The United States joined the European Union Monday in criticizing an attempt by Iran's hard-line Guardians Council to exclude reformist candidates from running in next month's presidential election. Iranian Supreme leader Ayatollah Ali Khamenei has told the council to reconsider the move.
The Bush administration, a frequent critic of Iran's unelected religious authorities, says it is deeply troubled by the attempt to exclude moderate and women candidates from the election and says the move does a grave disservice to the Iranian people.
The Guardians Council, a panel of conservative clerics and jurists who supervise elections and vet legislation to assure it conforms to Islamic law, rejected all but six presidential hopefuls out of a field of more than 1,000 contenders.
Among those barred from running were the most prominent moderate candidates as well as all 93 women who had registered to contest the June 17 election to succeed incumbent reformist President Mohammad Khatami.
As he did after a similar move by the Guardians Council to limit the field in 2004 legislative elections, Ayatollah Khamenei ordered the council to reconsider, though it is unclear whether, or to what degree, the panel might relent.
The European Union, which begins a new round of talks with Iran on its nuclear program Wednesday, said it was very disappointed by the council's decision.
The critical U.S. reaction came from State Department Spokesman Richard Boucher, who said it is particularly ironic that the decision came on the seventh anniversary of the date the Iranian electorate went to the polls to elect Mr. Khatami, who was not supported by the hard-line clerics:
"Today's disqualifications are clearly intended to insure that only those completely acceptable to the hard-line regime are presented to the electorate. As always, the United States believes the Iranian people deserve to shape the governance of their country and to choose their own leaders. The hopes and dreams of the Iranian people have gone sadly unfulfilled. But their aspirations for a better and freer Iran remain," he said.
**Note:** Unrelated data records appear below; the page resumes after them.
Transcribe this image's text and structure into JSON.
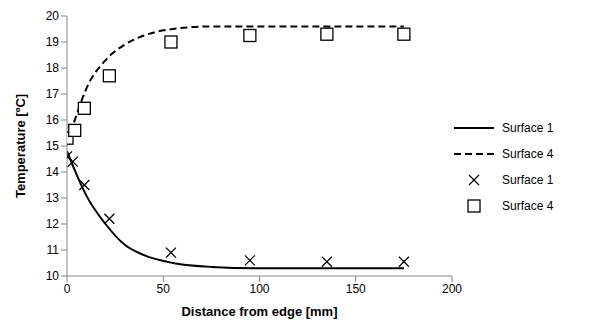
{
  "chart_data": {
    "type": "line",
    "x_label": "Distance from edge [mm]",
    "y_label": "Temperature [ºC]",
    "xlim": [
      0,
      200
    ],
    "xticks": [
      0,
      50,
      100,
      150,
      200
    ],
    "ylim": [
      10,
      20
    ],
    "yticks": [
      10,
      11,
      12,
      13,
      14,
      15,
      16,
      17,
      18,
      19,
      20
    ],
    "grid": false,
    "legend": "right",
    "series": [
      {
        "name": "Surface 1",
        "type": "line",
        "color": "#000000",
        "line_style": "solid",
        "marker": "none",
        "x": [
          0,
          5,
          10,
          20,
          30,
          40,
          55,
          75,
          100,
          125,
          150,
          175
        ],
        "values": [
          14.8,
          13.9,
          13.1,
          12.0,
          11.2,
          10.8,
          10.5,
          10.35,
          10.3,
          10.3,
          10.3,
          10.3
        ]
      },
      {
        "name": "Surface 4",
        "type": "line",
        "color": "#000000",
        "line_style": "dashed",
        "marker": "none",
        "x": [
          0,
          5,
          10,
          20,
          30,
          40,
          55,
          75,
          100,
          125,
          150,
          175
        ],
        "values": [
          15.1,
          16.2,
          17.2,
          18.3,
          18.9,
          19.25,
          19.5,
          19.6,
          19.6,
          19.6,
          19.6,
          19.6
        ]
      },
      {
        "name": "Surface 1",
        "type": "scatter",
        "color": "#000000",
        "marker": "x",
        "x": [
          0,
          3,
          9,
          22,
          54,
          95,
          135,
          175
        ],
        "values": [
          14.6,
          14.4,
          13.5,
          12.2,
          10.9,
          10.6,
          10.55,
          10.55
        ]
      },
      {
        "name": "Surface 4",
        "type": "scatter",
        "color": "#000000",
        "marker": "square",
        "x": [
          0,
          4,
          9,
          22,
          54,
          95,
          135,
          175
        ],
        "values": [
          15.3,
          15.6,
          16.45,
          17.7,
          19.0,
          19.25,
          19.3,
          19.3
        ]
      }
    ]
  }
}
After Ayatollah Khamenei intervened with the council in 2004, it agreed to reinstate only a handful of parliamentary candidates, with Mr. Boucher noting that the result was an electoral process that was deeply flawed.
In a Washington speech earlier Monday, Secretary of State Condoleezza Rice said even the unelected leaders in Tehran must realize the Middle East is changing.
She told the pro-Israel lobbying group AIPAC that the energy of reform building in the region will one day inspire Iranians to demand their liberty and their rights," and said the United States stands with them.
She also said the world can tolerate neither the Iranian regime's efforts to subvert democratic government's through terrorism, nor any attempt by it to develop a nuclear weapon.